Allgemeine Erzählung
Vous vous rappellez sans doute le risible
Vivien de la Chaponardiere, dans la Comédie des
Vendanges de Surenne ? J’avois toujours cru ce rôle
chargé, & vous avez apparemment pensé comme moi
à ce sujet. J’ai perdu ma prévention depuis deux
jours, & vous ne tarderez à perdre la vôtre,
Monsieur, que jusqu’à ce que je vous aie fidèlement
dessiné le portrait d’un original avec lequel je
viens de faire connoisance. Sans vouloir vous dire
mon nom, ni vous apprendre absolument qui je suis,
je vous dirai, Monsieur, que je suis homme de
Lettres, & que ma réputation est assez étendue
pour que dans la Province un Ecrivain, un bel esprit
soit tenté de me consulter sur ses divines
productions. C’étoit cette malheureuse réputation
qui attiroit chez moi le phénomene Normand que je
viens de vous annoncer. On le laissa
entrer pendant que je dînois seul avec ma femme,
contre mon ordinaire. Je fus d’abord frappé de la
figure qui s’offroit à moi : certainement un
descendant de Vivien de la Chaponardiere n’auroit pu
imiter avec plus d’exactitude l’accoutrement de son
illustre pere. La coeffure, l’habillement, les
mouvemens des bras, la contenance, l’air & le
regard ne laissoient rien à souhaiter pour la
ressemblance. Il y manquoit le propos, mais je
jugeois bien qu’il correspondroit au moins autant
que le reste à la perfection de la copie : en effet,
Monsieur, il eut à peine prononcé quelques paroles,
que nous ne pûmes nous empêcher d’éclater de rire,
ma femme & moi. Cette impertinence de notre part
ne le déconcerta pas ; il nous regardoit beaucoup,
& rioit avec nous. A la fin pourtant il me
demanda de quoi je riois, & je lui dis
ingénument que c’étoit de lui. Je le sçais bien, répondit-il ; on m’a trouvé singulier
dans ce pays ; mais moi, je trouve ce pays bien plus
drôle, & je vois déjà que l’un ne réformera pas
l’autre.... Le pays y perdra, lui dis-je en éclatant
encore, car un homme capable de ne pas prendre
garde, comme vous faites, à la petite étourderie qui
vient de nous échapper, doit avoir plus de raison
& de philosophie que personne.... Je vous
épargne, Monsieur, ce qu’il répondit, & tout ce
qui lui échappa pendant une heure, & toujours en
sautillant, gesticulant, & riant.

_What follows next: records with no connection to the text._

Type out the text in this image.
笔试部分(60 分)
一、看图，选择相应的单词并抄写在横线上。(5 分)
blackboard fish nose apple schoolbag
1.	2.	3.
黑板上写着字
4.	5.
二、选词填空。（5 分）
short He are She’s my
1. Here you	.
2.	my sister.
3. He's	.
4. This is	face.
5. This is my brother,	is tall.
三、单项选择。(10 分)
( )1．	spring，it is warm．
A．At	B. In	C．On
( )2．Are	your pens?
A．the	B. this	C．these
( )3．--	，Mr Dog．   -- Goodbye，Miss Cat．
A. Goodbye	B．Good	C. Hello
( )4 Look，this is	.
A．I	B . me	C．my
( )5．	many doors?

Il n’y a point
de plume coupable de rendre ces choses-là. Mais
voici un furieux changement de scene, &
certainement vous aurez de la peine à croire ce que
vous allez lire. Je lui demandai ce qu’il faisoit
dans son pays ; quels étoient ses parens, son état,
ses occupations, & tout cela moins pour être
instruit que par envie de rire à ses dépens ; mais
il eut bientôt sa revanche. Ses parens
sont des sots, & il me le dit sans façon. A
l’égard de l’état, il n’en a point, & n’en
voulut jamais avoir. Il dit que la nature fit les
hommes libres, & qu’un état est un esclavage ;
cependant il s’occupe : il fait actuellement une
Tragédie, sous le titre de Caton, &
vraisemblablement ce drame, dont vous avez sans
doute envie de rire d’avance, sera une des plus
étonnantes productions qui soit jamais sortie de la
main des hommes. Il m’en a dit cinquante vers, qui
sont les plus beaux que j’aie entendus depuis vingt
ans, & peut-être de ma vie. Je ne répondrai pas
précisément du plan de la piece ; car il n’en a
point fait : il ne travaille, pour ainsi dire, que
par inspiration ; cependant il connoît très-bien les
regles du Théâtre, & lorsque je lui demandai
s’il avoit lu le Caton des Anglois, il me fit voir
qu’il en connoissoit parfaitement les
défauts, & jusqu’aux moindres imperfections. Je
vous avoue, Monsieur, que tout cela est bien
étonnant ; je suis peut-être encore dans
l’enthousiasme, mais certainement il n’y a rien de
si beau & de si sublime que les vers qu’il m’a
récités ; & l’on ne se douteroit jamais qu’il y
eût de beaux vers sous cette enveloppe-là. Le génie
de Corneille, & la figure de Vivien de la
Chaponardiere, sont deux choses qu’il n’appartenoit
qu’à la nature de rassembler dans le même objet. Je
me rappellai l’aventure & le bon mot de Moliere,
lorsque j’entendis cette machine raisonner, &
faire retentir de beaux vers dans ma chambre. Vous
sçavez, Monsieur, que ce grand homme ayant donné un
louis d’or à un porteur de chaise, au lieu de
vingt-quatre sols, & que le porteur ayant
rapporté le louis, ne voulant pas profiter de la
méprise, Molieres’écria : Où la vertu va-t’elle se loger ! Ce bon mot me revint, en
entendant mon bas-Normand, & je m’écriai : Où
diable le génie va-t’il se loger ! Ma surprise &
notre conversation ne finirent point là ; il
m’apprit encore qu’il avoit fait, depuis son séjour
à Paris, la conquête d’une fille de condition, jeune
& charmante, & qu’il étoit à la veille de
l’épouser. Sa flamme & son bonheur m’étonnerent
autant que sa tragédie ; & j’avoue que mon
premier mouvement fut de calomnier les femmes, &
de les accuser d’un singulier caprice. Mais je ne
restai pas long-tems dans mon injurieuse prévention,
& mes réflexions furent à la gloire des femmes.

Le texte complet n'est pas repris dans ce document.